Good afternoon from Point Loma. Technical difficulties kept The Agenda from coming out earlier today. Good news is I have a new computer.

  • We’ll lead off with San Diego Mayor Jerry Sanders meeting this week with a local planning organization. Sanders had some interesting comments on the proposed Chargers stadium, new City Hall and the planners’ top priority: improving public transit. Recommended read.
  • The city’s Ethics Commission must continue to stand tall in the face of political attacks, the U-T editorializes.
  • The city’s police horses will be sold today despite an 11th hour attempt to save them.
  • The county Board of Supervisors is considering a ballot measure that would ban a union-hiring rule.

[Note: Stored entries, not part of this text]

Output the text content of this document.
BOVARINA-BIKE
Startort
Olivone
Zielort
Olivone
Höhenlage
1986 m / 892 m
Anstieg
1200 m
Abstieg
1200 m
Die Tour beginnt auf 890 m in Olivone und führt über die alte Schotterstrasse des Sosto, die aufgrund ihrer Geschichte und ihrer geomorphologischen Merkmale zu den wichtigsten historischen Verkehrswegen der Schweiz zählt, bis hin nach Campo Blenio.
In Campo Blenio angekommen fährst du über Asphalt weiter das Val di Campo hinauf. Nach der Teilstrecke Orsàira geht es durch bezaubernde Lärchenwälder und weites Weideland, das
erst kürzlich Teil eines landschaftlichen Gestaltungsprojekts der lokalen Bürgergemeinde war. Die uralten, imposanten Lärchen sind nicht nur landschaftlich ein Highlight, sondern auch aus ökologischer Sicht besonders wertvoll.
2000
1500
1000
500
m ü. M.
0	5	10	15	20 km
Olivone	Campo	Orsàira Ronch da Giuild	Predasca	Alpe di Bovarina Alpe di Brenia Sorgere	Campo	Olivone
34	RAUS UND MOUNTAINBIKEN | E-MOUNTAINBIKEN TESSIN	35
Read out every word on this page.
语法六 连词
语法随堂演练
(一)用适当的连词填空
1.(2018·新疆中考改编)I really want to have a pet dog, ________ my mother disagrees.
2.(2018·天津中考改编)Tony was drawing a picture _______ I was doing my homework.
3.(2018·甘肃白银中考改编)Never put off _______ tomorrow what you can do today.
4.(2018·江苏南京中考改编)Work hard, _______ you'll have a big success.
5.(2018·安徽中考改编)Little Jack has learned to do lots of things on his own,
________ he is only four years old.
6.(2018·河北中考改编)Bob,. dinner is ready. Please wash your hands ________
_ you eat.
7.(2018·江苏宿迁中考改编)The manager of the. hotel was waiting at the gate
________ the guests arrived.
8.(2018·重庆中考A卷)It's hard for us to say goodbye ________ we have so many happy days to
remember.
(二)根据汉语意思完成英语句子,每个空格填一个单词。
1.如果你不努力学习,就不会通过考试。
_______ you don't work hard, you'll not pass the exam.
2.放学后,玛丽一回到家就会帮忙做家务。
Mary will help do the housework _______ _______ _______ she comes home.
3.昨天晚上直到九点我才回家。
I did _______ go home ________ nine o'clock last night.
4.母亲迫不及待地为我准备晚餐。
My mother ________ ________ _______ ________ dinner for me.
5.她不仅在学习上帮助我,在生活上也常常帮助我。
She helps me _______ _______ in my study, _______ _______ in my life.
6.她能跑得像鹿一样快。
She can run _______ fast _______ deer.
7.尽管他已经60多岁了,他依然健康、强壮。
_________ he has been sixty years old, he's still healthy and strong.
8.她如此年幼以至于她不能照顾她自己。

  • Water usage in the city went up last month, the first time that’s happened since the city instituted mandatory water restrictions eight months ago. The city is still doing better than it was before conservation efforts began in 2007. The U-T’s take is that the news could be a sign the recession is ending.
  • There’s some good commentary on my question about whether you want to read more about other cities budget problems in our coverage. Please continue to keep it coming. I’ll lay out our approach soon.
  • UCSD doctoral student and former voiceofsandiego.org reporter Vlad Kogan argues that stadiums aren’t good for redevelopment.
  • Tomorrow the California Coastal Commission will vote on the first phase of the North Embarcadero visionary plan. KPBS sums up the issues at stake, primarily the fate of a large park. 
  • The local Republican Party “scandal” press conference that wasn’t. CityBeat reports.
  • CityBeat also editorializes about recent comments from local politicos on poverty, gays in the military and ethics.